Ses réflexions disparurent lorsqu’une décharge de douleur traversa sa poitrine et que sa vision se brouilla davantage. Il s’affaissa légèrement avec un grognement. Ses symptômes commençaient à l’inquiéter.
— Il faut…, souffla-t-il. Il faut que je retourne à mon sous-marin.
Sa radio grésilla soudain, le faisant sursauter. Une voix déformée résonna à ses oreilles.
— Aldric ?
Le soulagement d’entendre Ava fut plus fort que son inconfort.
— Est-ce que tu vas bien ?
La créature semblait écouter la conversation sans aucune peur, peut-être avec de l’intérêt. Il avait l’impression qu’elle comprenait beaucoup de choses.

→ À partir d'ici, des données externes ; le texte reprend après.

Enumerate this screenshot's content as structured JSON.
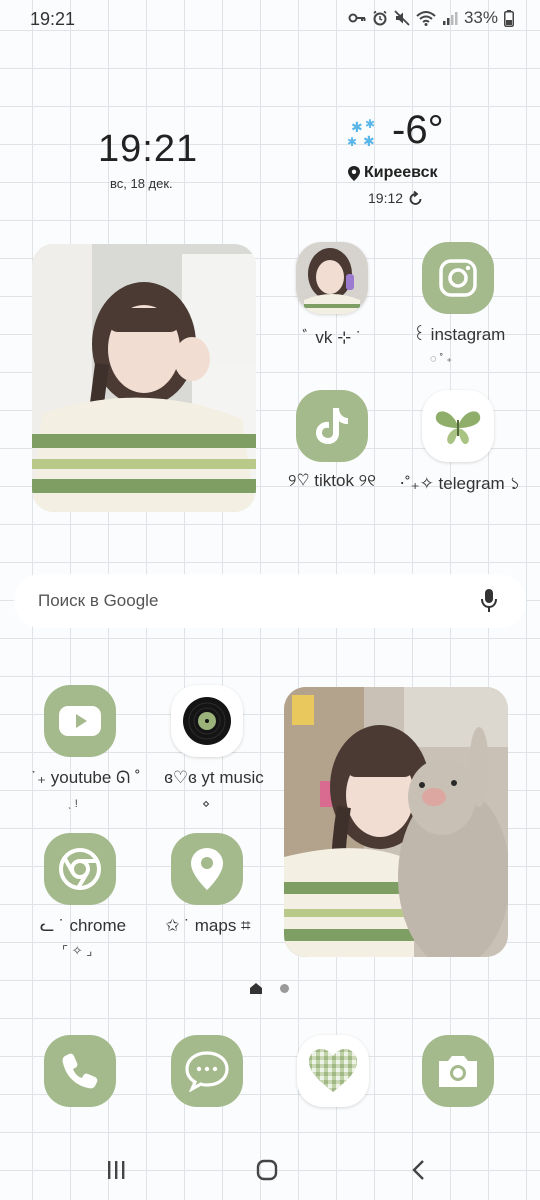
{
  "status_bar": {
    "time": "19:21",
    "battery": "33%"
  },
  "clock_widget": {
    "time": "19:21",
    "date": "вс, 18 дек."
  },
  "weather_widget": {
    "temperature": "-6°",
    "location": "Киреевск",
    "updated": "19:12"
  },
  "apps": {
    "vk": {
      "label": "ﾞ vk ⊹ ˙",
      "deco": ""
    },
    "instagram": {
      "label": "꒰ instagram",
      "deco": "◌ ˚ ₊"
    },
    "tiktok": {
      "label": "୨♡ tiktok ୨୧"
    },
    "telegram": {
      "label": "⋅˚₊✧ telegram ১"
    },
    "youtube": {
      "label": "˙₊ youtube ᘏ ˚",
      "deco": "ˎ !"
    },
    "yt_music": {
      "label": "ɞ♡ɞ yt music",
      "deco": "⋄"
    },
    "chrome": {
      "label": "ᓚ ˙ chrome",
      "deco": "⌜ ✧ ⌟"
    },
    "maps": {
      "label": "✩ ˙ maps ⌗"
    }
  },
  "search": {
    "placeholder": "Поиск в Google"
  },
  "pager": {
    "pages": 2,
    "current": 1
  },
  "dock": [
    "phone",
    "messages",
    "gallery",
    "camera"
  ],
  "colors": {
    "icon_green": "#a5ba8c",
    "background": "#fbfcfd",
    "grid": "#dfe3e8"
  }
}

— Ça pourrait aller mieux. J’ai un bras et des côtes cassées. Peut-être une commotion cérébrale. La… créature… La première que nous avons vue. Elle est avec moi.
— Est-elle dangereuse ?
— Elle m’a sauvé d’un prédateur et ne m’a pas attaqué.
Les grésillements s’intensifièrent pendant quelques secondes.

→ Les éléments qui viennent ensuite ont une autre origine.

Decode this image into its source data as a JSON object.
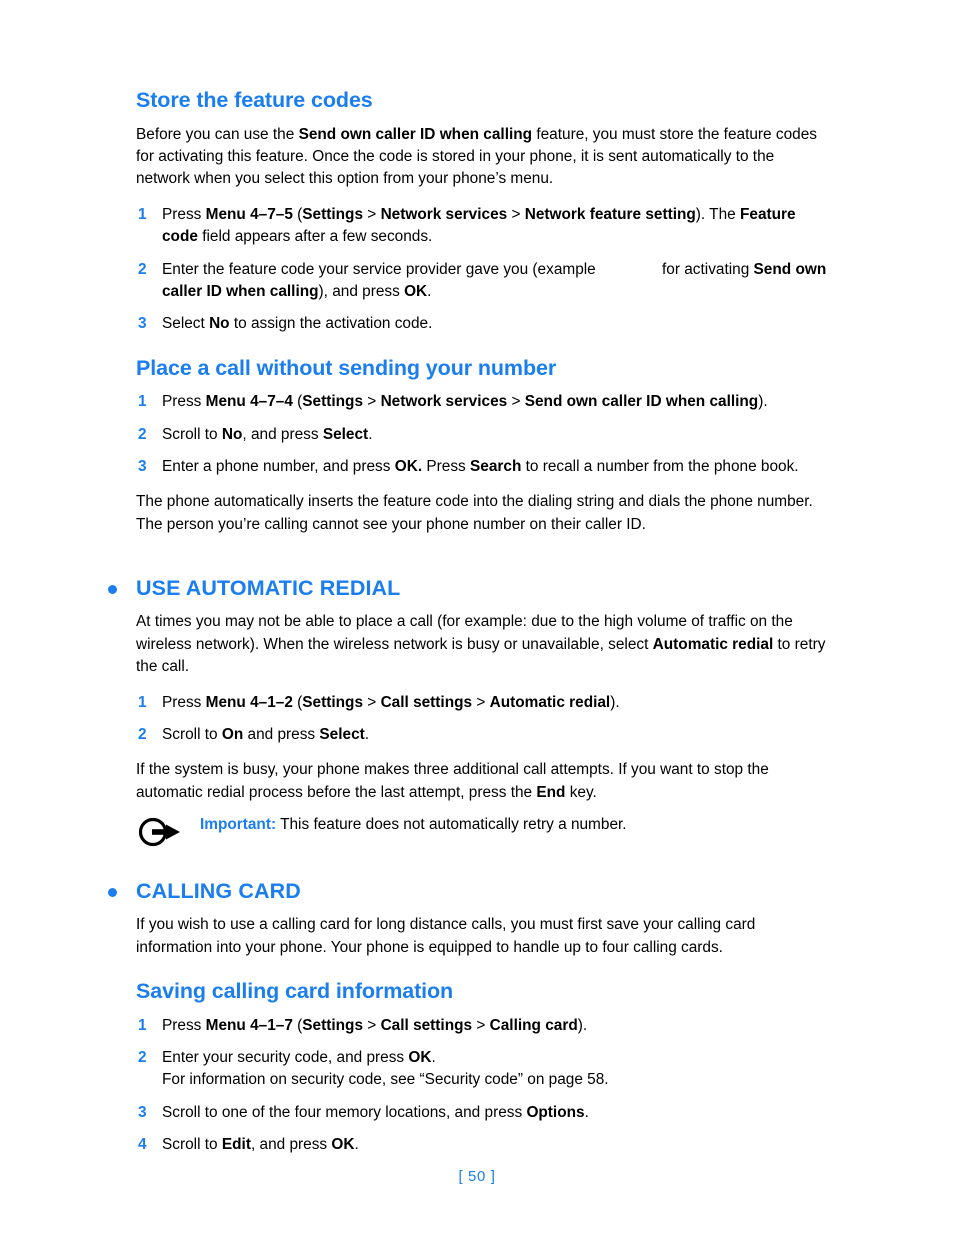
{
  "page": {
    "number_label": "[ 50 ]",
    "accent_color": "#1a7ef0",
    "text_color": "#000000",
    "background_color": "#ffffff"
  },
  "sections": {
    "store_feature_codes": {
      "heading": "Store the feature codes",
      "intro_part1": "Before you can use the ",
      "intro_bold1": "Send own caller ID when calling",
      "intro_part2": " feature, you must store the feature codes for activating this feature. Once the code is stored in your phone, it is sent automatically to the network when you select this option from your phone’s menu.",
      "steps": [
        {
          "num": "1",
          "t1": "Press ",
          "b1": "Menu 4–7–5",
          "t2": " (",
          "b2": "Settings",
          "t3": " > ",
          "b3": "Network services",
          "t4": " > ",
          "b4": "Network feature setting",
          "t5": "). The ",
          "b5": "Feature code",
          "t6": " field appears after a few seconds."
        },
        {
          "num": "2",
          "t1": "Enter the feature code your service provider gave you (example",
          "t2": " for activating ",
          "b1": "Send own caller ID when calling",
          "t3": "), and press ",
          "b2": "OK",
          "t4": "."
        },
        {
          "num": "3",
          "t1": "Select ",
          "b1": "No",
          "t2": " to assign the activation code."
        }
      ]
    },
    "place_call_without_number": {
      "heading": "Place a call without sending your number",
      "steps": [
        {
          "num": "1",
          "t1": "Press ",
          "b1": "Menu 4–7–4",
          "t2": " (",
          "b2": "Settings",
          "t3": " > ",
          "b3": "Network services",
          "t4": " > ",
          "b4": "Send own caller ID when calling",
          "t5": ")."
        },
        {
          "num": "2",
          "t1": "Scroll to ",
          "b1": "No",
          "t2": ", and press ",
          "b2": "Select",
          "t3": "."
        },
        {
          "num": "3",
          "t1": "Enter a phone number, and press ",
          "b1": "OK.",
          "t2": " Press ",
          "b2": "Search",
          "t3": " to recall a number from the phone book."
        }
      ],
      "outro": "The phone automatically inserts the feature code into the dialing string and dials the phone number. The person you’re calling cannot see your phone number on their caller ID."
    },
    "use_automatic_redial": {
      "heading": "USE AUTOMATIC REDIAL",
      "bullet_icon": "bullet-dot-icon",
      "intro_part1": "At times you may not be able to place a call (for example: due to the high volume of traffic on the wireless network). When the wireless network is busy or unavailable, select ",
      "intro_bold1": "Automatic redial",
      "intro_part2": " to retry the call.",
      "steps": [
        {
          "num": "1",
          "t1": "Press ",
          "b1": "Menu 4–1–2",
          "t2": " (",
          "b2": "Settings",
          "t3": " > ",
          "b3": "Call settings",
          "t4": " > ",
          "b4": "Automatic redial",
          "t5": ")."
        },
        {
          "num": "2",
          "t1": "Scroll to ",
          "b1": "On",
          "t2": " and press ",
          "b2": "Select",
          "t3": "."
        }
      ],
      "outro_part1": "If the system is busy, your phone makes three additional call attempts. If you want to stop the automatic redial process before the last attempt, press the ",
      "outro_bold1": "End",
      "outro_part2": " key.",
      "note": {
        "icon": "circle-arrow-note-icon",
        "label": "Important:",
        "text": " This feature does not automatically retry a number."
      }
    },
    "calling_card": {
      "heading": "CALLING CARD",
      "bullet_icon": "bullet-dot-icon",
      "intro": "If you wish to use a calling card for long distance calls, you must first save your calling card information into your phone. Your phone is equipped to handle up to four calling cards.",
      "subsection": {
        "heading": "Saving calling card information",
        "steps": [
          {
            "num": "1",
            "t1": "Press ",
            "b1": "Menu 4–1–7",
            "t2": " (",
            "b2": "Settings",
            "t3": " > ",
            "b3": "Call settings",
            "t4": " > ",
            "b4": "Calling card",
            "t5": ")."
          },
          {
            "num": "2",
            "t1": "Enter your security code, and press ",
            "b1": "OK",
            "t2": ".",
            "line2": "For information on security code, see “Security code” on page 58."
          },
          {
            "num": "3",
            "t1": "Scroll to one of the four memory locations, and press ",
            "b1": "Options",
            "t2": "."
          },
          {
            "num": "4",
            "t1": "Scroll to ",
            "b1": "Edit",
            "t2": ", and press ",
            "b2": "OK",
            "t3": "."
          }
        ]
      }
    }
  }
}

— Je t’ai repéré. Scylla et Calypso vont bientôt te rejoindre. Je ne peux pas approcher avec l’Odysseus, à cause des fumeurs, continua la voix hachurée d’Ava.
— Dans l’état où je suis, je ne sais pas si.. , balbutia-t-il.
— Tu es plus proche du gouffre. Vas-y. Il y a un espace libre et plat entre les monts hydrothermaux et lui. Je pourrai t’y rejoindre.
L’incompréhension envahit Aldric, d’autant qu’il avait de plus en plus de mal à enchainer des pensées cohérentes.
— Tu en es sure ?
— Fais-moi confiance, Aldric.
— Par où dois-je aller ? demanda-t-il
— Le plan est dans ton ordinateur de poignet.
Aldric aurait pu se frapper. Pourquoi n’y avait-il pas pensé ? Il activa l’interface topographique : la carte du coin telle qu’Ava l’avait enregistrée s’afficha.
— Ne perds pas de temps, reprit Ava. Je…
La fin de la phrase disparut dans un désagréable bruit blanc, au moment où le sol vacilla sous eux. L’eau convulsa autour de lui, le secouant, alors que les crachats des monts géothermaux s’intensifiaient. Un tremblement de terre ?
Sans prévenir, la créature agrippa sa main valide et l’éloigna du fumeur contre lequel il se tenait. Il se laissa entrainer une dizaine de mètres plus loin. Il avait l’impression de se trouver au milieu d’une tempête sous-marine. Ses projecteurs produisaient des étincelles de lumière dans le chaos de sable, de gaz pressurisés et de débris divers. Cela se calma aussi vite que cela avait commencé, mais, à l’agitation de l’être près de lui, il devina qu’il valait mieux éviter de rester là plus longtemps. Il lui montra le gouffre sur son plan.
— Peux-tu me mener là ?
Elle le considéra un long moment, puis hocha la tête.